Unseen Hitchcock: Home Movies & Other Rarities (feat. "Bon Voyage")


Like classic rock collectors who track down every single 45, every live bootleg and every last recorded morsel of their favorite band, The Cinefamily salivates over underseen Alfred Hitchcock like Dylan fans do over The Basement Tapes. We all know the hits, the “A-Sides”: films like Psycho, Rear Window and Vertigo are perennial classics that embody “pure cinema” to most film lovers. But the Master of Suspense’s cumulative body of work is so dense, immense, and endlessly rewarding, that for every known masterpiece there’s a hidden gem — ladies and gentlemen, Hitchcock’s B-Sides.

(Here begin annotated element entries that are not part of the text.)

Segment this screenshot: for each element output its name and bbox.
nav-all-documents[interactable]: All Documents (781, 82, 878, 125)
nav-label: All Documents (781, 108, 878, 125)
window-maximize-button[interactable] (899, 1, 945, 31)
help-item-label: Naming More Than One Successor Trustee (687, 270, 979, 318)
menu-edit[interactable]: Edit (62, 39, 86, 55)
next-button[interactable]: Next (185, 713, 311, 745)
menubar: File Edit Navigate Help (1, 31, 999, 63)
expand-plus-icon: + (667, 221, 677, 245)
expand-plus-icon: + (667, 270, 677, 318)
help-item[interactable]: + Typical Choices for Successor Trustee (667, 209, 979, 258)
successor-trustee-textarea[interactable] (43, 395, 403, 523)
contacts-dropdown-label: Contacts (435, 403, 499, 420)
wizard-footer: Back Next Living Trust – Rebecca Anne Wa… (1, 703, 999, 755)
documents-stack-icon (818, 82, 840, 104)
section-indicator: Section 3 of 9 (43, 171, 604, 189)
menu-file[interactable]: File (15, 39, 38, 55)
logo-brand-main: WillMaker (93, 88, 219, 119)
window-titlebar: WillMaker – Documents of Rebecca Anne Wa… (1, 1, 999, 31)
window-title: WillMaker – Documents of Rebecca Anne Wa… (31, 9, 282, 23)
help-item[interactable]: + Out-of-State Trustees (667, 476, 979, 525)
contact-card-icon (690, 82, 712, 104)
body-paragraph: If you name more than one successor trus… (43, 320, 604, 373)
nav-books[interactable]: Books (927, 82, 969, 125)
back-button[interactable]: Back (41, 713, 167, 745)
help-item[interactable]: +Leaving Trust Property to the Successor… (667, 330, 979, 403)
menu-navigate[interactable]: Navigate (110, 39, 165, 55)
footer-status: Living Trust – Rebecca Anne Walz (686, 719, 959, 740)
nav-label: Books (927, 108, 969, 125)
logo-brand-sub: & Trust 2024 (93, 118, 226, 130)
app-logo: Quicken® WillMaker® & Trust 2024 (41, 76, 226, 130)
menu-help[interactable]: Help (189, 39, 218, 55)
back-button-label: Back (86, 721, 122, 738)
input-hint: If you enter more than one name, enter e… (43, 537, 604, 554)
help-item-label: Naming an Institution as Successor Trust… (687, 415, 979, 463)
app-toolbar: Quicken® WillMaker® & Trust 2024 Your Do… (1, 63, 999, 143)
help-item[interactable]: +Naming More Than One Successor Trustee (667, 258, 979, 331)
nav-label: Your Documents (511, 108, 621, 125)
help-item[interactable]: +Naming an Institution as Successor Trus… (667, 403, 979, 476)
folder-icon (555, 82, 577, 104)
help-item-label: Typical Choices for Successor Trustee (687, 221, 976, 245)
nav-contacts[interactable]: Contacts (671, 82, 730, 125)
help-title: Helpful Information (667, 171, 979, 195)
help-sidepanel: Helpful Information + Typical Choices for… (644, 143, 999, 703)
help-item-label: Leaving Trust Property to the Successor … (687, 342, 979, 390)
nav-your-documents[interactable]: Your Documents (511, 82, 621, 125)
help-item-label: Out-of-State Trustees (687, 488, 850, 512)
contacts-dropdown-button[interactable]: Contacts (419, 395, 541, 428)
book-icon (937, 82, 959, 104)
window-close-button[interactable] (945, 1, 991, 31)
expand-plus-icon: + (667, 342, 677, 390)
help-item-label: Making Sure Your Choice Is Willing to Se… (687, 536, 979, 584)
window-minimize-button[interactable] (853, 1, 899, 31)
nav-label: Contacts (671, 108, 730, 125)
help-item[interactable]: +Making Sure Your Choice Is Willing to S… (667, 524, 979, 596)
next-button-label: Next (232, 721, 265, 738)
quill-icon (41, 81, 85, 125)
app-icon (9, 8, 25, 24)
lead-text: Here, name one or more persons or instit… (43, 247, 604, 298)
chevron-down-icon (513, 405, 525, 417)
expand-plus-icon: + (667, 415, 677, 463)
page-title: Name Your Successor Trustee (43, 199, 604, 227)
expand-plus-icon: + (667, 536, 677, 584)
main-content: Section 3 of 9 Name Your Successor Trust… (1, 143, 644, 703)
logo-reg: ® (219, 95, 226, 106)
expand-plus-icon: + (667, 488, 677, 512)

In collaboration with the Academy Film Archive, who’ve been steadfastly conserving and preserving this cornucopia of rare Hitch ephemera for years, we kick off this series with a very special program, including test footage for Hitch’s unmade ‘60s Mod thriller “Kaleidoscope” (inspired by Antonioni’s Blow-Up), a 35mm screening of his WWII-era French-language propaganda piece Bon Voyage, screen tests with Tippi Hedren (that also include a randy Martin Balsam), the extended original Psycho trailer coupled with attendant promo interviews — and, coolest of all, Hitch’s home movies, providing a humanizing portrait of perhaps the most famous film artist the world has ever known.
Bon Voyage Dir. Alfred Hitchcock, 1944, 35mm, 26 min.